Le retraité affirme mesurer la gravité de son acte « vis-à-vis des lois de la République », mais estime avoir « tenu ses promesses » vis-à-vis de son épouse. Selon lui, Suzanne, dont il s’occupait au quotidien, ne voulait pas retourner à l’hôpital où elle se sentait « mal entourée ».
À un ami, l’accusé dira : « En France on ne peut pas euthanasier les gens qui souffrent, mais on le fait pour les animaux. »
Dans le cadre de l’enquête, un expert psychologue a décrit une forme de soumission de l’époux à l’égard de sa femme, qu’il n’osait pas contredire ou raisonner. « Il a fait ce qu’elle voulait et pas ce qu’il voulait », a estimé un expert psychologue, mercredi.

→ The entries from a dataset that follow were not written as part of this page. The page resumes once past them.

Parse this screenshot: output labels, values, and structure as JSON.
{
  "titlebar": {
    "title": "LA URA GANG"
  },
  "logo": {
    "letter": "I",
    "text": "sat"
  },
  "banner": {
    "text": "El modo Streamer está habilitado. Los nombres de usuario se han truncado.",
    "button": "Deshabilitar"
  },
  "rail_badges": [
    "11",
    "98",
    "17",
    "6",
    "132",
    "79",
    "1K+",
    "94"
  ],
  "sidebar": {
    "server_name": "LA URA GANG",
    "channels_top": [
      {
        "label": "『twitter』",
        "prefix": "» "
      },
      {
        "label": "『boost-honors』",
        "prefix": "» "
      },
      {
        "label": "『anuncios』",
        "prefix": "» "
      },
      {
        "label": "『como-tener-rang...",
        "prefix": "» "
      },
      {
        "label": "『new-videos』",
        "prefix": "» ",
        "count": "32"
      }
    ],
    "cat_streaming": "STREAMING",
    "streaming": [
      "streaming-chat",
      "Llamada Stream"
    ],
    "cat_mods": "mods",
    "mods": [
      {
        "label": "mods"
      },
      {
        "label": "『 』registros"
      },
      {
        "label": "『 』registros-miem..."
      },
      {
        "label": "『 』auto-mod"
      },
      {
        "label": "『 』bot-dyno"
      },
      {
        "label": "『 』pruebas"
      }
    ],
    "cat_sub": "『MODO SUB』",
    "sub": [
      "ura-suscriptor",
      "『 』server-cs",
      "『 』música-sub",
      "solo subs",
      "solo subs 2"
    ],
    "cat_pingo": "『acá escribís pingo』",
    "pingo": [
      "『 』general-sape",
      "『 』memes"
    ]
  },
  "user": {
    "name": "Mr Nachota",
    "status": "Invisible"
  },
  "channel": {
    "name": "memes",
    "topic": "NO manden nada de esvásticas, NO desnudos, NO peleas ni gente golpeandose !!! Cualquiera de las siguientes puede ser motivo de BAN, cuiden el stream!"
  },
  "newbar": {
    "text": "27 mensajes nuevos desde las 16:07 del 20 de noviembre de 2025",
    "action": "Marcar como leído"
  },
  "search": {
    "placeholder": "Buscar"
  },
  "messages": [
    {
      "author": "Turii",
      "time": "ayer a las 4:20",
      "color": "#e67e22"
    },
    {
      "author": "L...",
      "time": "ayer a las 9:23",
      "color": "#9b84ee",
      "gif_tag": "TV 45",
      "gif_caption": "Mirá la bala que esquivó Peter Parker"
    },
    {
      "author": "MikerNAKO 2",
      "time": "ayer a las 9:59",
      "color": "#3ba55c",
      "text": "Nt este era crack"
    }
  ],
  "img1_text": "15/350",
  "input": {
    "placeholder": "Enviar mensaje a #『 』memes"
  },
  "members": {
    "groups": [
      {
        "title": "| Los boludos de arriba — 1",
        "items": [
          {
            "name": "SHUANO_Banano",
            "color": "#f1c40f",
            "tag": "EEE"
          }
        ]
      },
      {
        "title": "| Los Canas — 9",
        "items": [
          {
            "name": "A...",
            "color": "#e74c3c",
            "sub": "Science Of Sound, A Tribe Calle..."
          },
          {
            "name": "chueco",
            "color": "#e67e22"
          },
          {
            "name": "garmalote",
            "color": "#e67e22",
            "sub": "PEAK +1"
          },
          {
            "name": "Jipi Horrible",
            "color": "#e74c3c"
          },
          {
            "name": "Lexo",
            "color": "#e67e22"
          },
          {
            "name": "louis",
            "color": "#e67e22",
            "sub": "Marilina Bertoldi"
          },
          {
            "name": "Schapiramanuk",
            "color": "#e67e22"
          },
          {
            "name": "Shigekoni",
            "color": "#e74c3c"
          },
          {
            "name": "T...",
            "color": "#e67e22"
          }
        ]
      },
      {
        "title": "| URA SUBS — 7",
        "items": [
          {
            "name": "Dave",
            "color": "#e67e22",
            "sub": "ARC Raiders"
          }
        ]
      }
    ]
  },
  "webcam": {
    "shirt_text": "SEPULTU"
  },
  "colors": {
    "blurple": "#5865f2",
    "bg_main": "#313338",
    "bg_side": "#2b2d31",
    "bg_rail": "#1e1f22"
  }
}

Le jour de sa mort, Suzanne a dit adieu à son fils unique au téléphone. Devant le juge d’instruction, ce fils a déclaré que son père avait assassiné sa mère « par amour, par compassion ». « Je ne suis pas un assassin, si je suis condamné, on aura confondu l’amour et la haine », avait déclaré l’accusé avant que la cour se retire pour décider de son sort.